This offtake agreement is part of SGV’s broader commitment to sustainability and aligns with Synhelion’s mission to contribute to a net-zero transportation sector by replacing fossil fuels with renewable solar fuels.

From 2027, SGV aims to power its historic steamboat Gallia fully with solar fuel as part of its new exclusive offering “Legends of Lake Lucerne”.

In June 2024, Synhelion inaugurated DAWN, the world’s first industrial solar fuel plant in Jülich, Germany, proving the technology’s readiness for large-scale production. Looking ahead, Synhelion plans to build its first commercial solar fuel plant RISE in Spain, with a target production capacity of 1,000 tons of solar fuel per year. Plant RISE will produce renewable kerosene, diesel, and gasoline and will supply pioneering customers from various transportation sectors. This commitment from SGV follows the recent offtake agreement with Pilatus Aircraft.
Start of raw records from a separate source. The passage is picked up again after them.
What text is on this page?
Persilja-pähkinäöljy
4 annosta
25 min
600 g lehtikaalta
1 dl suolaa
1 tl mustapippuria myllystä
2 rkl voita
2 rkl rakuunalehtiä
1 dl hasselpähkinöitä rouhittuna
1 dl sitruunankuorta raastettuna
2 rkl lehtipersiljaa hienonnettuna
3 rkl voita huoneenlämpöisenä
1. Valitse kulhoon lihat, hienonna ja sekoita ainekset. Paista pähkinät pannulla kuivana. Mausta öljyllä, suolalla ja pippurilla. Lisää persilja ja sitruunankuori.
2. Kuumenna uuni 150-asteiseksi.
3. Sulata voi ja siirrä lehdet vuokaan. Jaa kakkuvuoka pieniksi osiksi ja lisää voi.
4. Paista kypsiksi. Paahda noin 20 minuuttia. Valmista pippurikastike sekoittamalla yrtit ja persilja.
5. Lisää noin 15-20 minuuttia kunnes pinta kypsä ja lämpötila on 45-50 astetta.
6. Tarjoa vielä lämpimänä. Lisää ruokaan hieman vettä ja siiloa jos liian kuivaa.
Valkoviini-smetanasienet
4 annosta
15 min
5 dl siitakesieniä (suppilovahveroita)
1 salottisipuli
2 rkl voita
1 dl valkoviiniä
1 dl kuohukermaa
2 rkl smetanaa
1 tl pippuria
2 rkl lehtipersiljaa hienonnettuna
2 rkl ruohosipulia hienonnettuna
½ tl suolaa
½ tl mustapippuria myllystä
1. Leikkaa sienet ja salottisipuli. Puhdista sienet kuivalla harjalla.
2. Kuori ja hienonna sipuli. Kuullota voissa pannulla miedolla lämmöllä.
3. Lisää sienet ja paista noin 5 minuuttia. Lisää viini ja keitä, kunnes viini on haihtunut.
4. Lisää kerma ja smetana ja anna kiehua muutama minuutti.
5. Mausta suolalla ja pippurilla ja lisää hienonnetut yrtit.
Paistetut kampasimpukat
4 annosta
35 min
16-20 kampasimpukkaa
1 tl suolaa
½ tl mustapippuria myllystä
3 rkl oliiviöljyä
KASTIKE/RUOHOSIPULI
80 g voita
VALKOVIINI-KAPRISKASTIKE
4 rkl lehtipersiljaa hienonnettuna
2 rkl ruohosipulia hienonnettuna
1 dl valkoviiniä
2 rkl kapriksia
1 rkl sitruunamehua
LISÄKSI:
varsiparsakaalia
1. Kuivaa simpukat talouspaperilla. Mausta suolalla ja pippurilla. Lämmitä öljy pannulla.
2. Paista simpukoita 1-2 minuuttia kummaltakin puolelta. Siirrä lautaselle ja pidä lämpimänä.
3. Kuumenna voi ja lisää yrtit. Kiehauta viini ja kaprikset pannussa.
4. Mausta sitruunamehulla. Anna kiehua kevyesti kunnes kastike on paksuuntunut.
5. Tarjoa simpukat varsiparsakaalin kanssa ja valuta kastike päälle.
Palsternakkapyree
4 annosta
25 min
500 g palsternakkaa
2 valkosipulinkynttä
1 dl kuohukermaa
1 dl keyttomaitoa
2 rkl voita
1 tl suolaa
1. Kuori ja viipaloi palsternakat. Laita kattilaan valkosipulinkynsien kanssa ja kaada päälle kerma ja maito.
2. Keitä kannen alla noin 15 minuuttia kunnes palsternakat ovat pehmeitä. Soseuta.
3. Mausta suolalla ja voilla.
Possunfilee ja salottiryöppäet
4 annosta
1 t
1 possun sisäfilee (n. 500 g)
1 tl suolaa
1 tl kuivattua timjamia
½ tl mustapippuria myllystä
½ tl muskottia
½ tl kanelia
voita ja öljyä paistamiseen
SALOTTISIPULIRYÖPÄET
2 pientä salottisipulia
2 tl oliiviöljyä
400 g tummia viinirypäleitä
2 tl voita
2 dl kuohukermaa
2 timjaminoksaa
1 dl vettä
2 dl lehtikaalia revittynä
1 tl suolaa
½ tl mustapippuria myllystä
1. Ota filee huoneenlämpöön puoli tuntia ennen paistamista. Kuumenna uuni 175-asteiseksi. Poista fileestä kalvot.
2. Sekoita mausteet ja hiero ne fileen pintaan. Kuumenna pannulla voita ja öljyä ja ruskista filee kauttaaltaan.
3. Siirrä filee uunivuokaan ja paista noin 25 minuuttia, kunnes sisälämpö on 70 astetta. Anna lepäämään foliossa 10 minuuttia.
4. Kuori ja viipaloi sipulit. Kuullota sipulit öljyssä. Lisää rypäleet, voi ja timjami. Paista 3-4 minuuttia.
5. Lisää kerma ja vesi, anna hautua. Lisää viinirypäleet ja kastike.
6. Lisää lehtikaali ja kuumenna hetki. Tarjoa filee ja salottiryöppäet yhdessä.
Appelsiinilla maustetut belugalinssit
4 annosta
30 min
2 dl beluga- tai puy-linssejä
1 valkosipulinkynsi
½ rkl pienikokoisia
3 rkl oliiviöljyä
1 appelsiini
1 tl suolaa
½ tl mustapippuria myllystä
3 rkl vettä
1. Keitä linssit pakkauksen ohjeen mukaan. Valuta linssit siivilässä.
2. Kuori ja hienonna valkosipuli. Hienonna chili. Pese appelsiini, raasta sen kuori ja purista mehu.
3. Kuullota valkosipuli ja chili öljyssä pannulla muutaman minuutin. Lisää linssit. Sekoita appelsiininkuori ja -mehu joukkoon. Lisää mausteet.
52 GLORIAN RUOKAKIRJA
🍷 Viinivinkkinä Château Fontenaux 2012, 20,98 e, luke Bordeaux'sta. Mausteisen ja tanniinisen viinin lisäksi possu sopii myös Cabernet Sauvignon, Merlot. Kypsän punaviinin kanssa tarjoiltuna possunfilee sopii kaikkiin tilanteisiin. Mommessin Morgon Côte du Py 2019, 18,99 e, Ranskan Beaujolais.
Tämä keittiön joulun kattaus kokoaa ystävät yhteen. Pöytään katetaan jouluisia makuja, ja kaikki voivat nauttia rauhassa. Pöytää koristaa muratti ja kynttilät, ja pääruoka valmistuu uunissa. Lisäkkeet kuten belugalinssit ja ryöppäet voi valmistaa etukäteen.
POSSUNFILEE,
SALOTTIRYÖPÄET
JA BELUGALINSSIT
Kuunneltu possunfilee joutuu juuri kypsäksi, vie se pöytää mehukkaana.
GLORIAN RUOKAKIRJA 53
Synhelion uses solar energy to convert CO2 into carbon-neutral solar fuels. Solar radiation is reflected by a mirror field, concentrated onto the receiver, and converted into high-temperature process heat. The generated heat is fed to the thermochemical reactor that produces syngas, a mixture of H2 and CO. The syngas is then processed by standard gas-to-liquids technology into fuels, such as jet fuel, gasoline, or diesel. Excess heat is saved in the thermal energy storage to enable continuous 24/7 operation.

Comments

SJC

This is great you can see how beautiful the lake is no sense polluting it anymore with fossil fuels

JamesDo88039200

They are still using fuel oil ,in this case gasoil or marine diesel to fire the boilers of the steam engine. They just are using solar to syngas to hydrocarbons as the fuel source it's still hydrocarbon based. Which means even with existing fuels its clean enough for the water. Granted syngas fuels have zero sulfur so there is a slight benefit pollution wise. EU diesel is like 15 ppm sulfur or less anyways so the difference is literally ppm levels. Now if they went to ethanol they could clean up even more and fuel spills are a nonissue with ethanol vs any hydrocarbon. Way better for the watershed.